Courts have held that a passenger in a car may be liable if he or she distracts a driver immediately before an accident. But what about a person sending text messages to someone they know is driving?
On a dark, rainy night, a man and a woman were driving toward each other on Route 33 in Genesee County. The man was driving home from work and texting with his girlfriend. As the vehicles approached each other, his vehicle crossed the center line and collided with the woman's vehicle, killing him and seriously injuring her.
Police determined that the primary cause of the accident was the man's failure to keep to the right of the center line. There was no evidence that he tried to take evasive action just before the crash - - suggesting that he was driving distracted. Investigators concluded that the texting “may have been the source of this distraction.”
The injured woman sued the man's girlfriend, “alleging that the collision was caused in part by her negligence in continuing to engage [the man] in a text message conversation despite knowing, or having special reason to know, that he was operating a motor vehicle.”
The trial court granted the girlfriend's motion for summary judgment, dismissing the complaint against her, and the injured woman appealed. The Appellate Division affirmed, holding that a “person does not owe a common-law duty to motorists to refrain from sending a text message to a person whom he or she knows, or reasonably should know, is operating a motor vehicle.” The Court based its decision on three factors:
- Noting “a significant distinction between the distracting passenger and the remote sender of text messages,” the Court reasoned that a driver cannot prevent a passenger–who is actually inside the vehicle–from creating a distraction. However, the same driver “has complete control over whether to allow the conduct of the remote sender to create a distraction.” It is the driver’s duty to see what should be seen and to exercise reasonable care when driving to avoid a collision with another vehicle.

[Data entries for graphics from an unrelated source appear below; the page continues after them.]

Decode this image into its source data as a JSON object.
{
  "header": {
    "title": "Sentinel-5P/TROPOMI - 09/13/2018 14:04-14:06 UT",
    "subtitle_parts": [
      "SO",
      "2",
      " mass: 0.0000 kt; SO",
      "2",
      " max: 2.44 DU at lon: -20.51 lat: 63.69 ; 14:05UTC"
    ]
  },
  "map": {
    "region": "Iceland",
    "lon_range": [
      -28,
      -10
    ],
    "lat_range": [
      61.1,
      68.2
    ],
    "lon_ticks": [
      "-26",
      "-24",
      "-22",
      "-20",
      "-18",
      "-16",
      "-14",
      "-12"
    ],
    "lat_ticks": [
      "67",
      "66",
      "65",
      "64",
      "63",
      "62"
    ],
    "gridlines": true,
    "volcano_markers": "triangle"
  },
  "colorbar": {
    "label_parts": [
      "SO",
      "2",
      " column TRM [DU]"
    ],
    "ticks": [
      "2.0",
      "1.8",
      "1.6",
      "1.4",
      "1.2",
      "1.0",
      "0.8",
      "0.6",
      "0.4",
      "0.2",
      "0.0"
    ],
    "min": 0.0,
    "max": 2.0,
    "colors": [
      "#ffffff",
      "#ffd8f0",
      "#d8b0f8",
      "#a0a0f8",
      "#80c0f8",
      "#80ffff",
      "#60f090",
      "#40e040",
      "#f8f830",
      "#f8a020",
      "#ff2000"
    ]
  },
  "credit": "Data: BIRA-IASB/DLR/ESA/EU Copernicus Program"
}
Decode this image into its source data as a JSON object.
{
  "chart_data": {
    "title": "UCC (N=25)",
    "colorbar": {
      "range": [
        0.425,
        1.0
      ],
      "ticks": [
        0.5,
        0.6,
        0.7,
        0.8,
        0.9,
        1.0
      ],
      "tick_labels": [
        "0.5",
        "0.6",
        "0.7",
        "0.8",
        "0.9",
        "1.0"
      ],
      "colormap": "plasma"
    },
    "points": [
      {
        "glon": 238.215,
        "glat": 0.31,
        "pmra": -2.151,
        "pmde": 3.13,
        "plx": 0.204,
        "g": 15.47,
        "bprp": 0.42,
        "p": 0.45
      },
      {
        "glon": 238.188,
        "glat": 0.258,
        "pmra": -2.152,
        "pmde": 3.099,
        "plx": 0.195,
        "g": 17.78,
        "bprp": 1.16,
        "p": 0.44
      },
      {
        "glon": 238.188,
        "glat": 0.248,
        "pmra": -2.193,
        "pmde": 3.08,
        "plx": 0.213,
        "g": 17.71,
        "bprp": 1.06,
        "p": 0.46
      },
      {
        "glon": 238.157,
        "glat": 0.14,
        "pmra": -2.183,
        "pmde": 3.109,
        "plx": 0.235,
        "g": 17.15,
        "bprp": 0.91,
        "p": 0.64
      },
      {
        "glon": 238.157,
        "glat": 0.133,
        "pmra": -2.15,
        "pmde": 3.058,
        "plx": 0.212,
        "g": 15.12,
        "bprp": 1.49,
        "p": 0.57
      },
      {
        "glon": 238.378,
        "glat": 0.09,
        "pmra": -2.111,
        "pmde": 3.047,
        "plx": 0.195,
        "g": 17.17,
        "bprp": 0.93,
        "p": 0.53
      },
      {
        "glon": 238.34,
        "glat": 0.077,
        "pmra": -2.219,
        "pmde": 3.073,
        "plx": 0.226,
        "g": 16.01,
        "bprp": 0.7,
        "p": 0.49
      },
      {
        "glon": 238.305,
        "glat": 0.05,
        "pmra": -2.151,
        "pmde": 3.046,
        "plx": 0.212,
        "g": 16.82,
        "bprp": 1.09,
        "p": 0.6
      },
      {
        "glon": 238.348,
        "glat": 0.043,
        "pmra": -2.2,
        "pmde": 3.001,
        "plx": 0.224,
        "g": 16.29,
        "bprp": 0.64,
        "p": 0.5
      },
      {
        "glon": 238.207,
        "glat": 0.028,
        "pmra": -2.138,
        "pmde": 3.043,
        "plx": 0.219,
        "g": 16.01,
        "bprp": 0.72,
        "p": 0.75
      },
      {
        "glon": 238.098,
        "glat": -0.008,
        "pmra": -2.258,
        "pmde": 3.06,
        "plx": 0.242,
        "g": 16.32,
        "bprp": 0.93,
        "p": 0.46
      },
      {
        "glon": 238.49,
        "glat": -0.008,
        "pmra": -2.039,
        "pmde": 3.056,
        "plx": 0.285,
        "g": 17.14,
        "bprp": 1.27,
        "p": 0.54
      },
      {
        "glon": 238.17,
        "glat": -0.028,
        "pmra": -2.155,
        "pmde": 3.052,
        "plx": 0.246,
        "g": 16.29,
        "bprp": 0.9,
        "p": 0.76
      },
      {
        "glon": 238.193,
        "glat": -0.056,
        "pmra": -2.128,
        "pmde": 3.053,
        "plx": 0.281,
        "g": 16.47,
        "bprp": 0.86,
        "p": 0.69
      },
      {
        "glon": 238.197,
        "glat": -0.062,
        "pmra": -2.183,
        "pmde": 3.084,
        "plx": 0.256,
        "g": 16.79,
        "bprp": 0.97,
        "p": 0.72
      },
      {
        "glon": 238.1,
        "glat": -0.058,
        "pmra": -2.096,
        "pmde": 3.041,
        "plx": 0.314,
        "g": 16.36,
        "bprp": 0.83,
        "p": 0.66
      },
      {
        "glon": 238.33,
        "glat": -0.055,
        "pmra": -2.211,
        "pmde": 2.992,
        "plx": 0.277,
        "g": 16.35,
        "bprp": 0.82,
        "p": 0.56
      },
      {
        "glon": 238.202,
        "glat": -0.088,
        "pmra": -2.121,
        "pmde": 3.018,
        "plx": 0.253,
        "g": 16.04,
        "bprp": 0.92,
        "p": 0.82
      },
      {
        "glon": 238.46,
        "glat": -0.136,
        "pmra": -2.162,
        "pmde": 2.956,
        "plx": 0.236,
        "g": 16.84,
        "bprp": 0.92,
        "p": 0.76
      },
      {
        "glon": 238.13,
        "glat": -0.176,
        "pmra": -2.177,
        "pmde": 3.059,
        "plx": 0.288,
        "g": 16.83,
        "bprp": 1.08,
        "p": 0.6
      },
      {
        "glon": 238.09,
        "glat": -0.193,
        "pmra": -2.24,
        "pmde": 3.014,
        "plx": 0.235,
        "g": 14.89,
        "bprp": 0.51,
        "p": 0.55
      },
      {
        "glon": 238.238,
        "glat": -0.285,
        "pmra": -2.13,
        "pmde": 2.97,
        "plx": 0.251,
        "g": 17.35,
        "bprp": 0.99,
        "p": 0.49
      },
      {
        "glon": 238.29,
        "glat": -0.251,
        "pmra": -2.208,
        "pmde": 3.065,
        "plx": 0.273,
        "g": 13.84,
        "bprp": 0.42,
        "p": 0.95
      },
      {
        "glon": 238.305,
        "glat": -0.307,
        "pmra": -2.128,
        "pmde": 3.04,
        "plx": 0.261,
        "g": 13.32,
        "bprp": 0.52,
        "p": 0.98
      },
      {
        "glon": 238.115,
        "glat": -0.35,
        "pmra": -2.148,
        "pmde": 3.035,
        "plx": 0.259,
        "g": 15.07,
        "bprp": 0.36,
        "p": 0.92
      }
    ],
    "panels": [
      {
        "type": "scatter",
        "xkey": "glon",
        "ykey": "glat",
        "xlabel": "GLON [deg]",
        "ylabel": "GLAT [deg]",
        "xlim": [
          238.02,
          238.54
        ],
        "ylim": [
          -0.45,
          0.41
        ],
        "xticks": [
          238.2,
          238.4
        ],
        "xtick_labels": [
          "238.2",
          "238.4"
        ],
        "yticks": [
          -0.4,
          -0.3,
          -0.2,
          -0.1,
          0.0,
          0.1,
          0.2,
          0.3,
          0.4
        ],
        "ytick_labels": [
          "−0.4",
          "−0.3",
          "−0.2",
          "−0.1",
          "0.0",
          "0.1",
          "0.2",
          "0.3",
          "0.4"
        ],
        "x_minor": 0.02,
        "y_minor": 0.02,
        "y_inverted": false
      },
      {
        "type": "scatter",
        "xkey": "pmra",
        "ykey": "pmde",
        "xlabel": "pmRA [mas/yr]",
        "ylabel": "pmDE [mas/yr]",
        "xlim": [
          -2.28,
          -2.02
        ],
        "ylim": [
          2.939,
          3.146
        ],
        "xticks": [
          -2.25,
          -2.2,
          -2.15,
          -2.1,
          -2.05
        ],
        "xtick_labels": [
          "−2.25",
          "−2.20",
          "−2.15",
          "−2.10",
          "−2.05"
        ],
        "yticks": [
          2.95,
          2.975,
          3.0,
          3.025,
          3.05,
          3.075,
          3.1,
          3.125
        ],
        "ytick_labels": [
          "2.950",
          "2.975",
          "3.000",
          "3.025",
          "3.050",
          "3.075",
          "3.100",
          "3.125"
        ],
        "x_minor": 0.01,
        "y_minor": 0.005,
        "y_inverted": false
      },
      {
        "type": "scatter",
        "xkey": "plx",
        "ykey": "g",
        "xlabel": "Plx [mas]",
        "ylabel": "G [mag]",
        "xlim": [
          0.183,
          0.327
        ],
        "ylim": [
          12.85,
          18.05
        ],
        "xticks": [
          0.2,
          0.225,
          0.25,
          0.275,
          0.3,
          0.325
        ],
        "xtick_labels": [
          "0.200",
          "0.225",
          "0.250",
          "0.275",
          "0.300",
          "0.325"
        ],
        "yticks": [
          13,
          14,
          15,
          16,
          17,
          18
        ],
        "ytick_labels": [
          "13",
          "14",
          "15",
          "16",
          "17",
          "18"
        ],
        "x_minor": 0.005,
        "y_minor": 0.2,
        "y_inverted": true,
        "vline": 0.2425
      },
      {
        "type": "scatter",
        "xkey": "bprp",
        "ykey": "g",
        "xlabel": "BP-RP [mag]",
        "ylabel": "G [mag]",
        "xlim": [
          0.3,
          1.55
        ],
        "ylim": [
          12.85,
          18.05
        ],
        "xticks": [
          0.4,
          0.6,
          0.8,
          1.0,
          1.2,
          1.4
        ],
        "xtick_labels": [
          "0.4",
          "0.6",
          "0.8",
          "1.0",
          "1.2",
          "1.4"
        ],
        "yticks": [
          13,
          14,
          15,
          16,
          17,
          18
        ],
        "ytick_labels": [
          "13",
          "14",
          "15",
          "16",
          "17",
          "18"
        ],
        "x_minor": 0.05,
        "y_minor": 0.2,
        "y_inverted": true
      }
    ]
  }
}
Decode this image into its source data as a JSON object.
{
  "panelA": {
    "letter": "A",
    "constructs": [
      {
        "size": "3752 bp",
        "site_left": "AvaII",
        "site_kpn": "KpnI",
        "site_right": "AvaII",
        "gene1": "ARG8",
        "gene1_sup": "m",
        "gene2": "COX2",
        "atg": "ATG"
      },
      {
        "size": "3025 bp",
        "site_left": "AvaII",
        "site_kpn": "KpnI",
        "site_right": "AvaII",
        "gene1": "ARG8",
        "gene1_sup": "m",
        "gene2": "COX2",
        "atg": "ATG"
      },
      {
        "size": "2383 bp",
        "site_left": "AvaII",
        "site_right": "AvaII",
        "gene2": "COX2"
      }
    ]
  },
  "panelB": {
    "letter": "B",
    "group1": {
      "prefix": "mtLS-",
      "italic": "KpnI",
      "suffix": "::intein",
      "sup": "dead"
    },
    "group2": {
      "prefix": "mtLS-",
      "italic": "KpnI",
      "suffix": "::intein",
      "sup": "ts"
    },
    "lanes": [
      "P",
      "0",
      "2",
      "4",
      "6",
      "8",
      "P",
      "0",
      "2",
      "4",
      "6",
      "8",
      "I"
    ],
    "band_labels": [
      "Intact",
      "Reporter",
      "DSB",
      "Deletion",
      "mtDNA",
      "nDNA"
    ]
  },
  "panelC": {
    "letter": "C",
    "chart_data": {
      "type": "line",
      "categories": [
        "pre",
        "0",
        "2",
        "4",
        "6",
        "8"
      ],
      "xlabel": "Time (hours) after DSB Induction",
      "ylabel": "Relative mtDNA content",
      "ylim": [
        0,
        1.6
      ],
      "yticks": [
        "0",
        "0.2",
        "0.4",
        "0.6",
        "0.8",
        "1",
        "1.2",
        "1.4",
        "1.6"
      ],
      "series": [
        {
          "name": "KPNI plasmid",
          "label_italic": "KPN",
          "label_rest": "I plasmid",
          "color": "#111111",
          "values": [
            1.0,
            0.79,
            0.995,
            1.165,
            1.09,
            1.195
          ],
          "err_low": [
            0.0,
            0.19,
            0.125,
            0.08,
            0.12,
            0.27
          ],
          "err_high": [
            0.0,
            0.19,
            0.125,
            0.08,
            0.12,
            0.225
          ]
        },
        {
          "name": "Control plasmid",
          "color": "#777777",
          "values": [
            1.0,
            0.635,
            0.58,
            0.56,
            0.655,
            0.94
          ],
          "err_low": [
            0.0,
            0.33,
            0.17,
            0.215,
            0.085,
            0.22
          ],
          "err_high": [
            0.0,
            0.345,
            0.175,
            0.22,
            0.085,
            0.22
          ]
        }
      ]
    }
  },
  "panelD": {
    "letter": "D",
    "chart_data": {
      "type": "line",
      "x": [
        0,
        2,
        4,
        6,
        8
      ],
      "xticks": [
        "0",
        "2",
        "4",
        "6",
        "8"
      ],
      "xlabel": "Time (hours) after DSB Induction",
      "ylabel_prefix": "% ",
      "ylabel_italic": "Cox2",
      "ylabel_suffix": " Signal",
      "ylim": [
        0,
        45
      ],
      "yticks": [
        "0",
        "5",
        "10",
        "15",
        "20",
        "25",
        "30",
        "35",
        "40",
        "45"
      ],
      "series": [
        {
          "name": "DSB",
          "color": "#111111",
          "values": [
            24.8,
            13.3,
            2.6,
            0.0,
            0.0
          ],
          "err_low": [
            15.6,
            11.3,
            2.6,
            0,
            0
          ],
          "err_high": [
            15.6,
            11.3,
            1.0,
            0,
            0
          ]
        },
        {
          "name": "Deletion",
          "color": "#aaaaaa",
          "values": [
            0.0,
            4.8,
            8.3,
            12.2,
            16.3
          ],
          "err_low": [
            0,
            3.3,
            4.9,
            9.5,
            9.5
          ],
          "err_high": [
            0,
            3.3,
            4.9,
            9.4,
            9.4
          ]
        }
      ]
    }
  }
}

- The Court also pointed to the danger of opening liability floodgates: “If a person were to be held liable for communicating a text message to another person whom he or she knows or reasonably should know is operating a vehicle, such a holding could logically be expanded to encompass all manner of heretofore innocuous activities. A billboard, a sign outside a church, or a child’s lemonade stand could all become a potential source of liability in a negligence action. Each of the foregoing examples is a communication directed specifically at a passing motorist and intended to divert their attention from the highway.”
- Finally, in reviewing the various laws passed to regulate the use of cellular telephones and other electronic devices by those operating motor vehicles, the Court noted that in passing these laws, the legislature did not create a duty to refrain from communicating with persons known to be operating a motor vehicle. Instead, “those laws place the responsibility of managing or avoiding the distractions caused by electronic devices squarely with the driver.”